Happy Friday, Green Bay Packers fans! Today started off with a bang, with the big news out of Green Bay this morning being that the Packers have agreed to a new contract with running back James Starks. That move keeps the running back stable intact and lessens the need for the team to draft a running back who can contribute immediately. However, this leaves the team with three on the roster, and it would be a surprise if Ted Thompson would not add at least one more through the draft or in the undrafted free agent signing period.
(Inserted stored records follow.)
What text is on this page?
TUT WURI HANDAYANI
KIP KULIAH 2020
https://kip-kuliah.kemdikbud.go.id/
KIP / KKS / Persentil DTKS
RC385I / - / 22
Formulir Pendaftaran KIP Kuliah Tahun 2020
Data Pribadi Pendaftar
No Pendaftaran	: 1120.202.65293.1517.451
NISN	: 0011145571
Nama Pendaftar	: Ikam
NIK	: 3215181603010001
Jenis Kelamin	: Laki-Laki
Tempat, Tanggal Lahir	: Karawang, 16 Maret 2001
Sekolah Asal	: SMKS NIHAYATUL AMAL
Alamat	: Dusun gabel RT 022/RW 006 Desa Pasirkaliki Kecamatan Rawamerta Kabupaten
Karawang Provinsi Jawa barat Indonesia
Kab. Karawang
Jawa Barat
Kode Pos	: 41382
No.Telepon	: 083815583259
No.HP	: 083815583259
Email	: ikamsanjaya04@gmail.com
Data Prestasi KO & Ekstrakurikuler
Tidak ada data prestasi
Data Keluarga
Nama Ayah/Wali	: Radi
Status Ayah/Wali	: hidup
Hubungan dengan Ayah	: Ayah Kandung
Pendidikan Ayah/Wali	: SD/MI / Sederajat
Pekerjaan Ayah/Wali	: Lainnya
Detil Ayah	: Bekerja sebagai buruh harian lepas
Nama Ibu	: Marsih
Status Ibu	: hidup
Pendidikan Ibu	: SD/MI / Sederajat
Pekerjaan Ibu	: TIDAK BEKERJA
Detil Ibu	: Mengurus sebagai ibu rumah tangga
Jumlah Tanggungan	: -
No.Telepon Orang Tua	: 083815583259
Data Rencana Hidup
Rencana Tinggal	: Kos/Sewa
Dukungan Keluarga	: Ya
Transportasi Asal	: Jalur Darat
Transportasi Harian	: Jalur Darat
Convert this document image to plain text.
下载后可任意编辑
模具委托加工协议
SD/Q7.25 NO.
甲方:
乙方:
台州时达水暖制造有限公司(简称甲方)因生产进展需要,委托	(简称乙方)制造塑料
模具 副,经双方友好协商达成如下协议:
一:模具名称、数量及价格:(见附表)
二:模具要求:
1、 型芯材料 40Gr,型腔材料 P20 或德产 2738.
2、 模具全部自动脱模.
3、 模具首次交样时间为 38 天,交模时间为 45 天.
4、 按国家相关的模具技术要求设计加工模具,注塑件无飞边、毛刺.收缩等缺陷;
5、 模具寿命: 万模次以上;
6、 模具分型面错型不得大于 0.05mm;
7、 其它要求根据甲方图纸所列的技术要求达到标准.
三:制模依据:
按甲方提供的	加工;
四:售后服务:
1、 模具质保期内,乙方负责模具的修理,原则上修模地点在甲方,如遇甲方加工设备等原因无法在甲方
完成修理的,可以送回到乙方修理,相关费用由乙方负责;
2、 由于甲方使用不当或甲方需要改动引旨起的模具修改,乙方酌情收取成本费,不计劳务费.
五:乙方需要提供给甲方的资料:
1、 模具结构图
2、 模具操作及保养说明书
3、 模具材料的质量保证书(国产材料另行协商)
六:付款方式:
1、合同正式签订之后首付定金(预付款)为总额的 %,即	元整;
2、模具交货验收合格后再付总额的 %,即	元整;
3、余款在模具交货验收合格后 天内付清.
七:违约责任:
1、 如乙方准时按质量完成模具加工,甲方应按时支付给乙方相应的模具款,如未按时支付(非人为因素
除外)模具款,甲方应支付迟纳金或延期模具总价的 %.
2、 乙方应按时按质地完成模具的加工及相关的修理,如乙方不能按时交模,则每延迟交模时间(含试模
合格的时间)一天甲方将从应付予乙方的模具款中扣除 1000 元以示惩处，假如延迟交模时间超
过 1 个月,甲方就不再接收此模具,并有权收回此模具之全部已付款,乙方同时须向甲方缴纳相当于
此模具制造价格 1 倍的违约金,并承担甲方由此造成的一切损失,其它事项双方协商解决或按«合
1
Meanwhile, the NFL is examining a series of rules changes proposals which will be discussed and voted on next week at the Owners' Meetings. One thing that apparently is not changing is the catch rule, which was discussed at length by a catch committee - Jordy Nelson was the only current player on that committee, but we may never learn what position he took on the rule.
2016 playing rules proposals - NFL.com
At the NFL meetings next week, the league's Competition Committee will discuss 19 proposed rules changes. As usual, a few of these are reasonable, and a few are completely absurd.
The NFL is fine with its confusing catch rule - SBNation.com
One thing is missing from those proposals: anything involving the rule that defines what constitutes a catch. There are also all sorts of proposals dealing with what plays are reviewable, but don't expect that to change.
Green Bay Packers have to think about their 2017 free agents - ESPN
The Packers currently are projected to have around $45 million in cap space for 2017, assuming a $166 million salary cap, and with offensive linemen galore hitting free agency, they may need a lot of that room to keep the unit together.
Round-by-round ranking of 2016's best NFL RB prospects | Pro Football Focus
James Starks just agreed to a new contract, but it still would not be a shock to see the Packers draft a runner on day three of the draft. This writer in particular would be a fan of the Packers selecting C.J. Prosise or Kenyan Drake.
Lambeau's Notre Dame Box offense not a simple scheme | Packers.com
Nor is it simple to explain the formation, as Cliff Christl goes into extensive detail on how the offense operated and the various positional designations.